If presented in a theater, the words and ideas would probably have evoked vocal reaction from audience members, much like the words of preachers and speakers do with African American audiences. Unfortunately, with that missing element, some of the emotional effect is lost watching in a home environment on an electronic device.
The mechanics of the presentation also cause problems as the microphones, and the physical settings of the actors, are uneven, sometimes causing words to be lost and images to be blurred and out of focus. Whatever, the anger, frustration and powerlessness of the speakers is clear.
Several vignettes stand out. Among them is one that centers on the ridiculousness of the academic community, usually researchers who are white men, who analyze Black young men as if they are lab animals, making pronouncements that are irrelevant to the subjects they are trying to describe.
Another talks about television shows that don’t reflect the real lives and experiences of Black youth, but models for them a type of fake reality, that they can never achieve or characterizations that make fun of or demonize them.
$10 dollars an hour is the pay afforded by the “good” jobs available to these men who are often castigated because they aren’t interested in taking those jobs. The piece asks, in reality, what can be purchased with that less than $500 a week, minus taxes, health care, and the cost of getting to work?

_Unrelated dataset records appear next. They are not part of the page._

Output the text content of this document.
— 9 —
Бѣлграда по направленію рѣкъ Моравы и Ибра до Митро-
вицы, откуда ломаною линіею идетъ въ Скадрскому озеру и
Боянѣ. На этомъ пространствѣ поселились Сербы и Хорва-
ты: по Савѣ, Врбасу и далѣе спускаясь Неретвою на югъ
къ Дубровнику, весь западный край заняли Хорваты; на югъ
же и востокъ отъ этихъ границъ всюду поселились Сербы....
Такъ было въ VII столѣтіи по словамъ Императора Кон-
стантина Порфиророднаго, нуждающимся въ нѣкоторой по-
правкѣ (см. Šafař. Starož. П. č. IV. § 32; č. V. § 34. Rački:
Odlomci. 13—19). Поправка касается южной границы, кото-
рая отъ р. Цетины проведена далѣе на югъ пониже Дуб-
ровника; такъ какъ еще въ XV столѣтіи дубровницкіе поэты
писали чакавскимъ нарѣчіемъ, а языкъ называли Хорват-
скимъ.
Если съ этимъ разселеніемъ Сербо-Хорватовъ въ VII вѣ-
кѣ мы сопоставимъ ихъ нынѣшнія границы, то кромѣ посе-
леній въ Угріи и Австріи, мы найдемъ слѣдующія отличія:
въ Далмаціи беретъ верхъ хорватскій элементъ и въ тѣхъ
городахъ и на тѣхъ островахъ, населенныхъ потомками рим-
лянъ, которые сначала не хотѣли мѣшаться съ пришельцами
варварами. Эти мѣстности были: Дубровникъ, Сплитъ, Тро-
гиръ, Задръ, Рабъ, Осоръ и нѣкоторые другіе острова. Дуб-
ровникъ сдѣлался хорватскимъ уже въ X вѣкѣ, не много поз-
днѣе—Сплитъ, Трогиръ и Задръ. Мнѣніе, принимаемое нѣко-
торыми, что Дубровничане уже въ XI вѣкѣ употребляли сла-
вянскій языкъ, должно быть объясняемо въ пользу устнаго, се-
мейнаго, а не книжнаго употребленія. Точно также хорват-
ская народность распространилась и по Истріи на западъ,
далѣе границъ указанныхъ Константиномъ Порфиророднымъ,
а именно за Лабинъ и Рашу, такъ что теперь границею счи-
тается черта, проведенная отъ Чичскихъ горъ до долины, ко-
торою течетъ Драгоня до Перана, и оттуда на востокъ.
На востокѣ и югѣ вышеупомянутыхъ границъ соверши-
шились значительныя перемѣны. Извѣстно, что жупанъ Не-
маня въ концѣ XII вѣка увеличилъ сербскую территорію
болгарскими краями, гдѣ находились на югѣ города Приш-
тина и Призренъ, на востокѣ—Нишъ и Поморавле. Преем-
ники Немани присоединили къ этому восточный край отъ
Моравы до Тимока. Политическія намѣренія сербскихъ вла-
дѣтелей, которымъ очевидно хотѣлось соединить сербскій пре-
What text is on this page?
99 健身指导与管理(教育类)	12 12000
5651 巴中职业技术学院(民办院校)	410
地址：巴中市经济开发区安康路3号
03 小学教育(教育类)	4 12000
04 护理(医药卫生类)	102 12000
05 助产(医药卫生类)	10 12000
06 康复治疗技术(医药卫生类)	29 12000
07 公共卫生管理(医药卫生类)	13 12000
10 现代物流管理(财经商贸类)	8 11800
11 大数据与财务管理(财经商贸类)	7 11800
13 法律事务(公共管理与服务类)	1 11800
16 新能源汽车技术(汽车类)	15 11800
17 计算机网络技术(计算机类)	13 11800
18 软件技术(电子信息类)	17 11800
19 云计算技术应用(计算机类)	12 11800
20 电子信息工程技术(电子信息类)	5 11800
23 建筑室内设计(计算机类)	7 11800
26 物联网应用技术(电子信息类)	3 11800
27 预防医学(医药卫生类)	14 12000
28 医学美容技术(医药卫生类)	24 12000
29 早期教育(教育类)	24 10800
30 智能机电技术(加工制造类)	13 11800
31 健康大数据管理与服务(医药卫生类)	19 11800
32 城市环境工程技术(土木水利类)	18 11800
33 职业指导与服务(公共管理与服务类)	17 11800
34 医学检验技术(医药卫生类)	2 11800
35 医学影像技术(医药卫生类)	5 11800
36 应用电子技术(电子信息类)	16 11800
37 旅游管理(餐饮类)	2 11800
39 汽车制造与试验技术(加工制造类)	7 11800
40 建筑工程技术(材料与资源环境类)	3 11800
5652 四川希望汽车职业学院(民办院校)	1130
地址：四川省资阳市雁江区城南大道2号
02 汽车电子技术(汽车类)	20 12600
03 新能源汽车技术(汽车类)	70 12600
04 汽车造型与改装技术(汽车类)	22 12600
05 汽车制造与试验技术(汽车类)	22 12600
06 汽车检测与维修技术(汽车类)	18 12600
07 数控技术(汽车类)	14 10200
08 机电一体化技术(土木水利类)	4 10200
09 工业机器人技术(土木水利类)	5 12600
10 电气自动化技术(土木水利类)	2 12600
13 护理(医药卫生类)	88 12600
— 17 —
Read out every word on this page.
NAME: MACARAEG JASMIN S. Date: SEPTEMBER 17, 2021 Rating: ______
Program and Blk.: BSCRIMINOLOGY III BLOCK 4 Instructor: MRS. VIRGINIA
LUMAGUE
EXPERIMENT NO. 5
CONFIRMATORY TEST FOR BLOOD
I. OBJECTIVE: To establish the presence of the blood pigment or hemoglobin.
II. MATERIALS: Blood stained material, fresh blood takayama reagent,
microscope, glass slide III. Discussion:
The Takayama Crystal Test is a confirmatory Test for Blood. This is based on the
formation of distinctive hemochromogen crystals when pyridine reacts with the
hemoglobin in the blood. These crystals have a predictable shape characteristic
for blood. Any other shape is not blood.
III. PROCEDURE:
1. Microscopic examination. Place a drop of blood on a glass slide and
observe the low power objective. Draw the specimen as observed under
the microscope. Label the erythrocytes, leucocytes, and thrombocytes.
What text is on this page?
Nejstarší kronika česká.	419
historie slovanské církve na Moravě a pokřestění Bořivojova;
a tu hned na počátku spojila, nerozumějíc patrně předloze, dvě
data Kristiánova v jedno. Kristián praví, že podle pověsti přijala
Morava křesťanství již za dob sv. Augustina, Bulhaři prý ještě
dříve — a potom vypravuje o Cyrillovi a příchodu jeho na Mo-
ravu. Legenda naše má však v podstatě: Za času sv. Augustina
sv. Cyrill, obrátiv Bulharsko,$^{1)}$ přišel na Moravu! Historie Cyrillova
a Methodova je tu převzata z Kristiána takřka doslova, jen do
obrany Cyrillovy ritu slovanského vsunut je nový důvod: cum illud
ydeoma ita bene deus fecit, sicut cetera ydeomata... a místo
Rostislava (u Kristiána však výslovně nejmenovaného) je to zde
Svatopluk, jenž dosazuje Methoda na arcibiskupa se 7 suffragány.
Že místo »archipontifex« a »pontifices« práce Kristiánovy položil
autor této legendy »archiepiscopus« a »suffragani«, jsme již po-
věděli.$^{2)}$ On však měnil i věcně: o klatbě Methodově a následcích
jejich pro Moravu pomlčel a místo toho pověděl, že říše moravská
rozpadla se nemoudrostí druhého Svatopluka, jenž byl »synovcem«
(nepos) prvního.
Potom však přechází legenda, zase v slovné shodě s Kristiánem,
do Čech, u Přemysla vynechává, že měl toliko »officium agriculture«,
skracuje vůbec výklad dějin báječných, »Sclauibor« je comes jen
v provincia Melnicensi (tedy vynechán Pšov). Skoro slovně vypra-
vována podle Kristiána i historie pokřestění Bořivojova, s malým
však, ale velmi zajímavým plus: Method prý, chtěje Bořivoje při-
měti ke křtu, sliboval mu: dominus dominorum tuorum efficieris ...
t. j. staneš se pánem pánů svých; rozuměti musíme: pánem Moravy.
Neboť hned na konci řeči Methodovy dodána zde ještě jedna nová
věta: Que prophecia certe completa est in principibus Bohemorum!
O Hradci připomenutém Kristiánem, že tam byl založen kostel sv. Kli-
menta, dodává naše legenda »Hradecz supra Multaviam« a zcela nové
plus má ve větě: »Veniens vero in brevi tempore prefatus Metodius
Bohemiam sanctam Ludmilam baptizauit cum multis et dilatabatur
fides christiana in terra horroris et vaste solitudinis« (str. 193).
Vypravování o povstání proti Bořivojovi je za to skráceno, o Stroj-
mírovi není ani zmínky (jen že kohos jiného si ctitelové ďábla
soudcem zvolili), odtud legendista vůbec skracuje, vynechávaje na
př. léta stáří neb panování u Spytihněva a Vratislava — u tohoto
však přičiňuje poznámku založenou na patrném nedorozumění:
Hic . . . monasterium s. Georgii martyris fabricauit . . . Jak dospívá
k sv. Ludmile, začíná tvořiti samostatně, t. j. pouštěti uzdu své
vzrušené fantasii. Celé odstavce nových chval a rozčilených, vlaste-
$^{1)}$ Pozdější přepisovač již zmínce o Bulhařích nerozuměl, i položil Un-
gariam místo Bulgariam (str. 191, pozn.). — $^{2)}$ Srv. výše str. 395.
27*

Capsule judgment: The script and the performances were often compelling, sometimes off-putting, and will offend some and empower others. Both the script and the performances are uneven in their clarity and professionalism. With that said, ...Or Does it Explode? Is well worth the time watching…it is an eye opening experience, especially for those who are not part of the community who are unaware of the motivations behind Black Lives Matter.
...Or Does it Explode? Will be performed live on Zoom at 7:00pm (ET) on November 6, 7, 12, 13, 19, and 21. The run time is 60 minutes, and the virtual "house" is limited to 35 "seats".
Tickets: suggested donation $1 to $99. Patrons must use Zoom to see this work and will receive an email 1-2 hours before showtime with the meeting login information. Please note online sales for each performance will close at 5:00pm (ET).